La démocratisation est devenue une obsession française au point d'absorber la question de la politique culturelle dans son ensemble, et étudier les programmes politiques des candidats à la présidence était en ce sens assez parlant : hormis José Bové et Frédéric Nihous (à ma connaissance), tous les prétendants en appelaient à la démocratisation culturelle en termes relevant souvent davantage de l'incantation que du véritable programme. L'accès à la culture finit par devenir une sorte de tarte à la crème hexagonale, le passage obligé de tout projet relatif aux arts, mais souvent sans que l'on se pose la question des moyens à mettre en oeuvre. La proposition de la gratuité a le mérite de casser le caractère prophétique des appels à la démocratisation en soulevant un vrai débat de fond.

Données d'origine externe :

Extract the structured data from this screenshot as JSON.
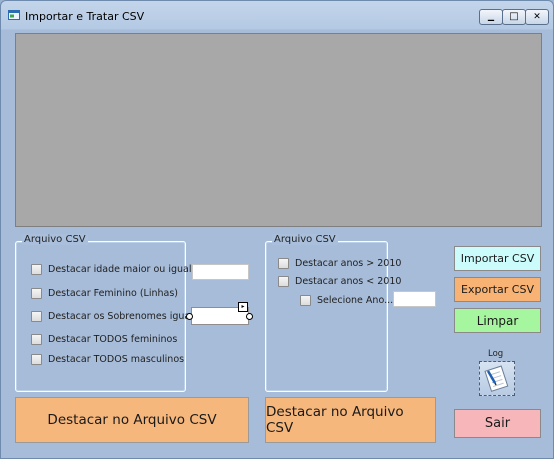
{
  "window": {
    "title": "Importar e Tratar CSV",
    "minimize_glyph": "▁",
    "maximize_glyph": "□",
    "close_glyph": "✕"
  },
  "group_left": {
    "label": "Arquivo  CSV",
    "options": [
      "Destacar idade maior ou igual a",
      "Destacar Feminino (Linhas)",
      "Destacar os Sobrenomes iguais a",
      "Destacar TODOS femininos",
      "Destacar TODOS masculinos"
    ],
    "age_input_value": "",
    "surname_select_value": "",
    "smart_tag_glyph": "▸"
  },
  "group_right": {
    "label": "Arquivo CSV",
    "options": [
      "Destacar anos > 2010",
      "Destacar anos < 2010",
      "Selecione Ano..."
    ],
    "year_input_value": ""
  },
  "buttons": {
    "import": "Importar CSV",
    "export": "Exportar CSV",
    "clear": "Limpar",
    "log_label": "Log",
    "exit": "Sair",
    "highlight_left": "Destacar no Arquivo CSV",
    "highlight_right": "Destacar no Arquivo CSV"
  },
  "colors": {
    "import_bg": "#ccfbfb",
    "export_bg": "#f8b374",
    "clear_bg": "#a6f6a0",
    "exit_bg": "#f7b7ba",
    "highlight_bg": "#f6b77c",
    "grid_bg": "#a8a8a8"
  }
}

On part donc de l'idée que la culture est un bien commun auquel tout le monde doit pouvoir accéder, ce qui n'est pas forcément le cas dans d'autres pays. On associe ainsi l'art à l'utile en estimant que la culture est un droit fondamental permettant l'avènement d'une pleine citoyenneté -le préambule de notre Constitution le rappelle d'ailleurs explicitement. Ce présupposé est rarement remis en cause en France et se continue logiquement dans le débat sur les moyens de diffusion et de compréhension de la culture : éducation artistique à l'école, diffusion massive des oeuvres d'art par les nouvelles technologies, développement des services de développement des publics dans les structures culturelles, baisse des prix, gratuité…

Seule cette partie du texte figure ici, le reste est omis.